A study published on February 3rd, 2020 in the scientific journal Nature Research is highlighting the capability of a three part combination treatment for use in multiple myeloma, a rare and difficult to treat blood cancer. A diverse array of combination therapies are already in use for this disease; common options include bortezomib-cyclophosphamide-dexmathasone and bortezomib-bendamustine-prednisone. The combination tested in this study, which served as a phase 1/2 clinical trial, was carfilzomib, bendamustine, and dexamethasone (CBD).
About Multiple Myeloma
Multiple myeloma, which is occasionally referred to as plasma cell myeloma, is a blood cancer that affects plasma cells. These are white blood cells that produce antibodies. The overall cause of multiple myeloma is not well understood, however, some risk factors have been identified. These include obesity, family history, smoldering myeloma, and monoclonal gammopathy of undetermined significance. These last two conditions have the potential to develop into multiple myeloma. Symptoms of this cancer include bone pain, infections, anemia, kidney failure, overly thick blood, confusion, fatigue, headaches, and amyloidosis. Treatment includes chemo, stem cell transplant, and other medications for relapsed disease, which is common. Five year survival rate is 49 percent in the US. To learn more about multiple myeloma, click here.
Trial Results
The trial included a total of 20 patients with multiple myeloma. All of these patients were recently diagnosed. 16 of these patients underwent eight cycles of treatment with CBD, with others halting treatment earlier due to adverse effects, such as neutropenia and thrombocytopenia. Each cycle lasted 28 days. The combination treatment proved to be effective in the study, and produced an overall response rate of 100 percent. This means that every patient experienced at least a partial response to the treatment.

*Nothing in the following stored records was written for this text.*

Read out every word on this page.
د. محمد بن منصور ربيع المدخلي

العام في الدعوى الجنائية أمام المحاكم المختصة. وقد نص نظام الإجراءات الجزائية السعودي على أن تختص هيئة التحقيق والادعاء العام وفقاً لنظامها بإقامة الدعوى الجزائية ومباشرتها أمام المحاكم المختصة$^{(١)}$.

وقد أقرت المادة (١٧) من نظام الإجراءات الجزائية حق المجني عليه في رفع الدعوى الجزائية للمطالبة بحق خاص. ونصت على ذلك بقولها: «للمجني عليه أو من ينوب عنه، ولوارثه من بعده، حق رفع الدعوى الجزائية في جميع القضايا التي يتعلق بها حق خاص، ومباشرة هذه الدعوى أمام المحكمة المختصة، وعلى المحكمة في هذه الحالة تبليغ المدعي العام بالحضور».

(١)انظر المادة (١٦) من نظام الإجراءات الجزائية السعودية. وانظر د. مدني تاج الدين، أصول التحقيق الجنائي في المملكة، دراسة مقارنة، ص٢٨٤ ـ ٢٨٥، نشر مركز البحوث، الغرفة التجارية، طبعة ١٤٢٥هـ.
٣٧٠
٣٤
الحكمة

63 percent of patients saw a complete response to CBD; 26 percent had a very good partial response; 11 percent had a partial response. Of the patients that saw a complete response, four of them did test positive for minimum residual disease (an indicator of an increased risk of relapse). At a follow up of a median 28 months, two patients that received CBD had died and two others had seen their disease progress. Median progression free survival for the study was 56 months.
The findings suggest that the carfilzomib, bendamustine, and dexamethasone combination can be an effective treatment for multiple myeloma, particularly in newly diagnosed patients. One advantage of this approach is that it does not use an immunomodulatory drug. This means that the combination is less costly without sacrificing effectiveness. This also means that immunomodulatory drugs can be held in reserve if or when the patient relapses.